Der Kopf der Schönen war unnatürlich weit auf den Brustkorb geknickt. Aus dem geöffneten Mund zeichnete sich eine Bahn getrockneten Blutes ab. Der Farbton des Lippenstiftes war verblasst. Das weiße Fleisch glänzte in der Morgensonne.
Pius Leipold näherte sich ihnen mit drei Bechern Kaffee in der Hand. Er war spät dran, nicht nur, weil er mit einem freien Tag gerechnet hatte. Die Biere vom Vorabend setzten ihm zu, und der ungewöhnlich heftige Streit mit seiner Frau, die vorhersah, dass ihre Wochenendpläne ins Wasser fallen würden, bereitete ihm Sorgen.

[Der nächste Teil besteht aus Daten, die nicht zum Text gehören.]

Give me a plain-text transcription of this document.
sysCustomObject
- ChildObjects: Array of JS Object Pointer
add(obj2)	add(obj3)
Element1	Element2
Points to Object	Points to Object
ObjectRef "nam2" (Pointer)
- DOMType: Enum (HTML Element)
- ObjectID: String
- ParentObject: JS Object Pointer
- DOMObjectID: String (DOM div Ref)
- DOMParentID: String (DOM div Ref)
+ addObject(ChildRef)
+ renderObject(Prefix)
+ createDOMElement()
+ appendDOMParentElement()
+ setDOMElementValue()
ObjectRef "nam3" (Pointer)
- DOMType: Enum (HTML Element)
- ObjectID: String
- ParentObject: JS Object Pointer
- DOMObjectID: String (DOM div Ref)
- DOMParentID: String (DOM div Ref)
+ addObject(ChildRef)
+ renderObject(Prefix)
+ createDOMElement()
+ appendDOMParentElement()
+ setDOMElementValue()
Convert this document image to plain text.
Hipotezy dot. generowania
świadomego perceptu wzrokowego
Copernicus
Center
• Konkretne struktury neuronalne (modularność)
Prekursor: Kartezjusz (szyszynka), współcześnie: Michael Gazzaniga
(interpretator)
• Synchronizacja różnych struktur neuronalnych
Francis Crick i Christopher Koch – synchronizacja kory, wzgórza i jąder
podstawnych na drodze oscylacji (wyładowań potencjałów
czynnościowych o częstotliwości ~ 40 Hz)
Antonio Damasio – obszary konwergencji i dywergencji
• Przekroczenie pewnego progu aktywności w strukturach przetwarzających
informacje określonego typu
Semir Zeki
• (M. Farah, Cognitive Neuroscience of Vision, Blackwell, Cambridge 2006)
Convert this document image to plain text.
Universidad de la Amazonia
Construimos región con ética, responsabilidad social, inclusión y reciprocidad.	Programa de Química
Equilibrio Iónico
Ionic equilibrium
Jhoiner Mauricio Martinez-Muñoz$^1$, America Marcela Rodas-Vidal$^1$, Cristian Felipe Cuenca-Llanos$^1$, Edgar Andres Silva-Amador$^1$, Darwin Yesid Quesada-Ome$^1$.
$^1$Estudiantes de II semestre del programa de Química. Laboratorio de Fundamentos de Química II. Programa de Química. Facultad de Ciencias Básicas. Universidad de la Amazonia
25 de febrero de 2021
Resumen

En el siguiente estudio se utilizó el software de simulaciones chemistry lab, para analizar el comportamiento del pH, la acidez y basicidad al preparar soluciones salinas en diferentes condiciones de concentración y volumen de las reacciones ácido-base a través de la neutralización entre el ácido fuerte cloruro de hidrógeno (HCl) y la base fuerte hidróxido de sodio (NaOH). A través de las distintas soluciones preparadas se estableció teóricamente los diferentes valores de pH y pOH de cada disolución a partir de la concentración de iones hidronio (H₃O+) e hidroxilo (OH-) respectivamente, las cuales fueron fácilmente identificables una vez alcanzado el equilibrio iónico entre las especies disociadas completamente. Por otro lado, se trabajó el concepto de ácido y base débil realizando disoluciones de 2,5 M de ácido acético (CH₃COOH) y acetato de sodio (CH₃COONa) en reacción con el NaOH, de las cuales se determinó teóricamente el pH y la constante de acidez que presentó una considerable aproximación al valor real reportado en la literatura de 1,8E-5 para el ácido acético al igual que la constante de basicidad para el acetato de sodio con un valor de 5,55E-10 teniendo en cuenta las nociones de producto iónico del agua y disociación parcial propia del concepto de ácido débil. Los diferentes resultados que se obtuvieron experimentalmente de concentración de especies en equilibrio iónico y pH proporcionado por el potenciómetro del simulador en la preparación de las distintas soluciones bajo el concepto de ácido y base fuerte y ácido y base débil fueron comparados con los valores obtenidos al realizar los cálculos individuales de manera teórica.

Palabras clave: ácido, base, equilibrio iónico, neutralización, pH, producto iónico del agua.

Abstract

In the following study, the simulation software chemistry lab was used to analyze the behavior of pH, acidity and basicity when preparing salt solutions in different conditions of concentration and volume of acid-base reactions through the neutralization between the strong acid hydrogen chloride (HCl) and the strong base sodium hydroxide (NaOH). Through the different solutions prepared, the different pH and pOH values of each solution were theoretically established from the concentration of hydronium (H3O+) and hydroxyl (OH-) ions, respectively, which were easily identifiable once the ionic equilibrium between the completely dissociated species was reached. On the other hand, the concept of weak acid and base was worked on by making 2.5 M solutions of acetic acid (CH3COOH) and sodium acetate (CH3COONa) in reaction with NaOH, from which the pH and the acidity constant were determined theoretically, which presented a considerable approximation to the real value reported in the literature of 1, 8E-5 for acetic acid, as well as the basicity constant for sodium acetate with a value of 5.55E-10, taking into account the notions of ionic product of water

In der waldähnlichen Grünanlage suchten Beamte und Polizeihunde systematisch nach Spuren. Leipold entdeckte einen besonders lebhaften Vierbeiner. Die hochsensible Spürnase des Beagles war vor allem bei Tötungsdelikten gefragt. Er grüßte den Staffelführer und konzentrierte sich wieder darauf, seinen Kater wegzudenken. Sein Körper wehrte sich gegen die anhaltende Wirkung der fünf Halben Bier, die er in seiner Stammkneipe nach den fünfundzwanzig Miniportionen auf dem Bierfestival getrunken hatte. Als er auf die Frauenleiche herabsah, schluckte er betroffen. Er erkannte die lebensfrohe Preisträgerin sofort.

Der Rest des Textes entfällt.